Fearing that he might fall ill some day, and wishing to inform herself concerning the maladies to which cats are liable, she procured various books on that important subject; she even went so far in her devotion as to read the "History of Cats," by François-Auguste Paradis de Moncrif, a member of the French Academy. The conduct of Mother Michel had no low motive of personal interest.

He refers to the fact that Moncrif says not a word about the celebrated cardinal's passion for those creatures; but he does say, "Everybody knows that one of the greatest ministers France ever possessed, M. Colbert, always had a number of kittens playing about that same cabinet in which so many institutions, both honorable and useful to the nation, had their origin."

He was forty years of age when it appeared, and the subject was considered a little frivolous, even for such a petit conteur as Moncrif. People continued to tease him about it, and the only rough thing he ever did was the result of one such twitting.

Moncrif has no difficulty in showing that the East has always been devoted to cats, and he tells the story of Mahomet, who, being consulted one day on a point of piety, preferred to cut off his sleeve, on which his favourite pussy was asleep, rather than wake her violently by rising. From the French poets, Moncrif collects a good many curious tributes to the "harmless, necessary cat."

Voltaire, d'Argental, Moncrif, Hénault, Madame d'Egmont, Madame du Deffand herself all were born within a few years of each other, and all lived to be well over eighty, with the full zest of their activities unimpaired. Pont-de-Veyle, it is true, died young at the age of seventy-seven.

To live a simple pussy by her side Was nobler far than to be deified. To these and other tributes Moncrif adds idyls and romances of his own, while regretting that it never occurred to Theocritus to write a bergerie de chats. He tells stories of blameless pussies beloved by Fontanelle and La Fontaine, and quotes Marot in praise of "the green-eyed Venus."

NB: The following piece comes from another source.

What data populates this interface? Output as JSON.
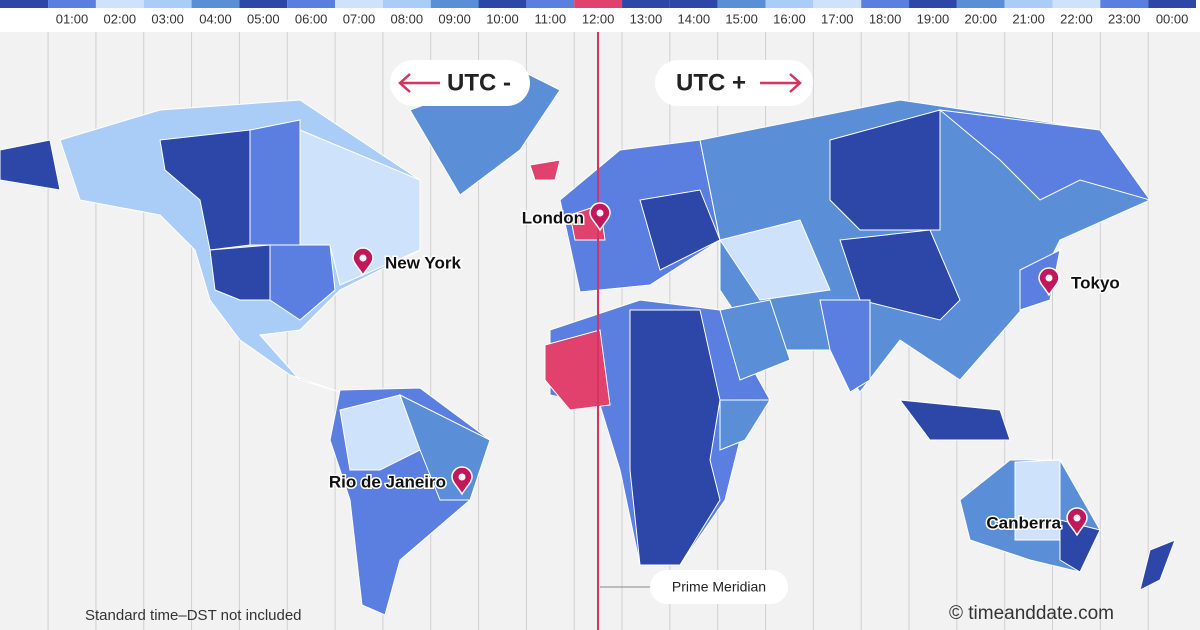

People who collect prints of the eighteenth century know an engraving which represents a tom-cat, rampant, holding up an oval portrait of a gentleman and standing, in order to do so, on a volume. The volume is Les Chats, the book before us, and the portrait is that of the author, the amiable and amusing Augustin Paradis de Moncrif.

He was the son of English, or more probably of Scotch parents settled in Paris, where he was born in 1687. All we know of his earlier years is to be found in a single sparkling page of d'Alembert, who makes Moncrif float out of obscurity like the most elegant of iridescent bubbles.

It was six years after this that Moncrif was elected into the French Academy, and then the shower of epigrams broke out again. He wished to be made historiographer; "Oh, nonsense," the wits cried, "he must mean historiogriffe" and they invited him, on nights when the Academy met, to climb on to the roof and miau from the chimneypots.